People who live in income-sharing arrangements (for example a family) where the number of non-earners (for example: children, elderly, work-limited disabled, caregivers, students, etc) exceed the number of earners are at a major disadvantage, even under full employment, relative to those who live with more earners than non-earners. That is, a single mother of three kids will be relatively better off with full employment than without full employment, but is likely to struggle financially even with full employment.
The previous example is fairly intuitive, but what people don’t realize is just how few people actually work full-time and full-year, even in a near-to-full-employment economy.
In 2018, no part of the US had even 42% of its total population working full-time and full-year:
The map shows commuter zones–groups of counties that form local labor markets. Even with the economy near full employment in 2018, no part of the country has a majority of its population fully-employed. That is, even when the US is maximizing its number of workers, there are still large gaps in labor income over time and within any given point in time. And reaching the people not reached by labor income in full employment is precisely what welfare is for.

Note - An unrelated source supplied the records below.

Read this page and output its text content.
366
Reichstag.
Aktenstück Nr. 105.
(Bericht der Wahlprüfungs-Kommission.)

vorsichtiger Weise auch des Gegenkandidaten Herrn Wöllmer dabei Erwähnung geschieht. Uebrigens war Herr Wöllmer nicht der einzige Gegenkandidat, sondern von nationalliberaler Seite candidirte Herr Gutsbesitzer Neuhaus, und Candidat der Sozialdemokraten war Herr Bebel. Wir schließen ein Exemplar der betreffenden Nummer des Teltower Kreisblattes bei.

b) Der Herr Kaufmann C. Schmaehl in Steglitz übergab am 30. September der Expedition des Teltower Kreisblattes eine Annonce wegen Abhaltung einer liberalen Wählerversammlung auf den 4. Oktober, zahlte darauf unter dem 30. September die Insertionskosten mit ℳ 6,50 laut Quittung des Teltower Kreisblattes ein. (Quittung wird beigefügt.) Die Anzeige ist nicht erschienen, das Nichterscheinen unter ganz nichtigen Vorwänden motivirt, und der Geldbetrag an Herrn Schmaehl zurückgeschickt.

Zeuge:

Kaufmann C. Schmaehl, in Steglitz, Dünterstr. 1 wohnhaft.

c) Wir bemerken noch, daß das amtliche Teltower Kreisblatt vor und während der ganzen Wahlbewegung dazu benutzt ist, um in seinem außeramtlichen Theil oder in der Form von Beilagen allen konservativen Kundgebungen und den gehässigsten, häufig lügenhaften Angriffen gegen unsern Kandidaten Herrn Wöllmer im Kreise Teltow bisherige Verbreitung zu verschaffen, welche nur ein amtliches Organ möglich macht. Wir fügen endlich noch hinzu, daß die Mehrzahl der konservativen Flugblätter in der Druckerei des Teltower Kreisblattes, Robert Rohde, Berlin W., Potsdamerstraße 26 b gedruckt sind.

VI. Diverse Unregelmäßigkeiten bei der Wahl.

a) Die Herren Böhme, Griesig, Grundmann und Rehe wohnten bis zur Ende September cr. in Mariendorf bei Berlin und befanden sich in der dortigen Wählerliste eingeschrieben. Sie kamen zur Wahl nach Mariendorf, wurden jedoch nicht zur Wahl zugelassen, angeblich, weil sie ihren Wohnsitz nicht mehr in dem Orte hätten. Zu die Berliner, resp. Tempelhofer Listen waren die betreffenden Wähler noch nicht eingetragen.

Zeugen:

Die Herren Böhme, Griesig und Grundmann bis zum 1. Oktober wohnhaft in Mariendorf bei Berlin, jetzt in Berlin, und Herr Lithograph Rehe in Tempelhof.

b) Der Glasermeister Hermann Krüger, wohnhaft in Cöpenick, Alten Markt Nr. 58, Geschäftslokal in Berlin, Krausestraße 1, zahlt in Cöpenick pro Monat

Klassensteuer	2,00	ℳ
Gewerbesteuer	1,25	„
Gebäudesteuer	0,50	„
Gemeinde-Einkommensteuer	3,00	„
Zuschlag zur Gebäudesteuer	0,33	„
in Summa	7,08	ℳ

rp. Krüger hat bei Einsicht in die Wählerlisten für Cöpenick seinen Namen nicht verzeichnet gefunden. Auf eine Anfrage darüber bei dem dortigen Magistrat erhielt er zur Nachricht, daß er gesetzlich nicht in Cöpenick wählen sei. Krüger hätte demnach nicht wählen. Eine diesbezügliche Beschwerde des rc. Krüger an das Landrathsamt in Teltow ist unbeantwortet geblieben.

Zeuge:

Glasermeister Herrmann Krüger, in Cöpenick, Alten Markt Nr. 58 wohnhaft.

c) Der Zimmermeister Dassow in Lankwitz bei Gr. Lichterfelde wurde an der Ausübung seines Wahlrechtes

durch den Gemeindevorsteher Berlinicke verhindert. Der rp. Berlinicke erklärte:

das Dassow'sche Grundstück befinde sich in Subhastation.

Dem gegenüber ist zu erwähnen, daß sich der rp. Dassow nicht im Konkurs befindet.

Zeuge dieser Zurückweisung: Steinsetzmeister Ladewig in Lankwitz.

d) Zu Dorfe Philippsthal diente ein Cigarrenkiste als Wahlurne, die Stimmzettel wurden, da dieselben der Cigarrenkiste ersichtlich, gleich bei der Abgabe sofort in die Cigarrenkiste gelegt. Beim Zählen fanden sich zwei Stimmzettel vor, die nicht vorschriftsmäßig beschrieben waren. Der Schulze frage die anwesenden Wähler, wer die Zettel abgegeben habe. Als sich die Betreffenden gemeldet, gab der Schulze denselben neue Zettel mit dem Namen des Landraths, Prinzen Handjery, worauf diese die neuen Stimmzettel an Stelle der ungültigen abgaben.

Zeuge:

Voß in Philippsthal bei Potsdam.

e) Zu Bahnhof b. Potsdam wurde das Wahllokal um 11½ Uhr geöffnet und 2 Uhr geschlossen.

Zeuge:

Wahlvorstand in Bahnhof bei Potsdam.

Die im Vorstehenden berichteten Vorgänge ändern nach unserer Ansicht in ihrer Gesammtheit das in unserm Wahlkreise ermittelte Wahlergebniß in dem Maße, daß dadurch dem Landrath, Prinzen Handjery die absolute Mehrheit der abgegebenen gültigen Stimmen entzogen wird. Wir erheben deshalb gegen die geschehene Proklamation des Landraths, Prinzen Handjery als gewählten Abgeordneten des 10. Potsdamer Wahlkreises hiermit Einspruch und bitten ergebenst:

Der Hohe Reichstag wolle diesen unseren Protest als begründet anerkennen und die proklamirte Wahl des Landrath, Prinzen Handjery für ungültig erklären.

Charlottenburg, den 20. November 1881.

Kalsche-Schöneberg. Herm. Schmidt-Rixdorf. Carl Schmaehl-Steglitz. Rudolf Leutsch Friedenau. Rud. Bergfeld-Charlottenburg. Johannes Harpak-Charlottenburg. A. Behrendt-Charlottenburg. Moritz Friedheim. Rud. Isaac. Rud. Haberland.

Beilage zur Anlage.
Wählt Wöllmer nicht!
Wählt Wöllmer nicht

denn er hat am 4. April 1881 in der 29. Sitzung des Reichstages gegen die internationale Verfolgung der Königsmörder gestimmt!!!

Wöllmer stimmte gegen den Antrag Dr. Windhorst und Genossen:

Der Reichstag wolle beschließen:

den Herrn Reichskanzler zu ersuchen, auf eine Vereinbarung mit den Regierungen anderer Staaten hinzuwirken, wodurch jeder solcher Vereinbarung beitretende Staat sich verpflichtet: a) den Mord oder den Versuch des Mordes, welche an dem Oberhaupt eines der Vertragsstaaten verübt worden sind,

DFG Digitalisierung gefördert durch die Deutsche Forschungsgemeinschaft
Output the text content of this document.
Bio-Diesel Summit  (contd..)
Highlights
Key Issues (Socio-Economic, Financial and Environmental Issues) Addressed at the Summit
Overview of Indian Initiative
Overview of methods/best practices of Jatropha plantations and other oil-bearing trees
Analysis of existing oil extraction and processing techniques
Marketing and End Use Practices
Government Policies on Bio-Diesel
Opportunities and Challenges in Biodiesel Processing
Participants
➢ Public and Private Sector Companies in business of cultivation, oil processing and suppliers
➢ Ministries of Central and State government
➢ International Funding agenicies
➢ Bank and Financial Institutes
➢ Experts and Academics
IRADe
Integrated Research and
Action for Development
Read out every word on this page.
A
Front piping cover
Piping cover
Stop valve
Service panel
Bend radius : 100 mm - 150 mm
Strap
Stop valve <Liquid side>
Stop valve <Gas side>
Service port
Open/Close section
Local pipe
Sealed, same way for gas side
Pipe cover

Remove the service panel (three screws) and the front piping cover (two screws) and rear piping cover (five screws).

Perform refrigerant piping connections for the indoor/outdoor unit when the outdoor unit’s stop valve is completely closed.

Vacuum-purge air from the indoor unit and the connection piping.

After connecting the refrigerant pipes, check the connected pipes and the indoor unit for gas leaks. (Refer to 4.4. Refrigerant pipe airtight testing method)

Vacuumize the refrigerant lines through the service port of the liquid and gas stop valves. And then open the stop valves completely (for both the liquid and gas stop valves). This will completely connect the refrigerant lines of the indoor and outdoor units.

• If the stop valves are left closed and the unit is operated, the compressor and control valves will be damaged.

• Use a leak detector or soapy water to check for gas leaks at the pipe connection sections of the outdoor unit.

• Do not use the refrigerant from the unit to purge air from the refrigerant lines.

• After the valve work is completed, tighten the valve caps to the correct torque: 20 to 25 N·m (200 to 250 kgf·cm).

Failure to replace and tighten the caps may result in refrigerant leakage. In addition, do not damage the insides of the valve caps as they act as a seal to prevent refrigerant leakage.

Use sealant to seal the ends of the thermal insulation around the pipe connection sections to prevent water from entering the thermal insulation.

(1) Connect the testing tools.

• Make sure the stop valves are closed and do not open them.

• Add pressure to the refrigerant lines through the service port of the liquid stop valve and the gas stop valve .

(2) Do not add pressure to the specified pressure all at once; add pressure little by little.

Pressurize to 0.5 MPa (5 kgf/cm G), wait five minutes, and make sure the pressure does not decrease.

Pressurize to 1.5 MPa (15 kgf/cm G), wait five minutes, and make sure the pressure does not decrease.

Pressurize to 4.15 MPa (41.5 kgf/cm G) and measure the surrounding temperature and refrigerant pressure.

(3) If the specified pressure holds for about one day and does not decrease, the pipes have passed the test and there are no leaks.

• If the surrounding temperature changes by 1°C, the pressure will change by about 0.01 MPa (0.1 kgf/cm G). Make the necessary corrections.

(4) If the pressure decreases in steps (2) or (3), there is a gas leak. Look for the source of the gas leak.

Data reject the argument that welfare is not needed in full employment. Non-earners comprise a large share of every country’s demographic picture, even at full employment, and non-earners are unevenly distributed within families. This combination means poverty cannot be solved through labor income alone. Existing welfare programs in the US, like unemployment insurance, provide income for earners who lose their job; separately, there are welfare programs that provide income to non-earners regardless of the state of the economy, such as low-income, low-asset elderly reached through Supplemental Security Income. Other countries show that adopting additional programs, for example a child allowance, would effectively and immediately reduce poverty from its stubbornly high rate.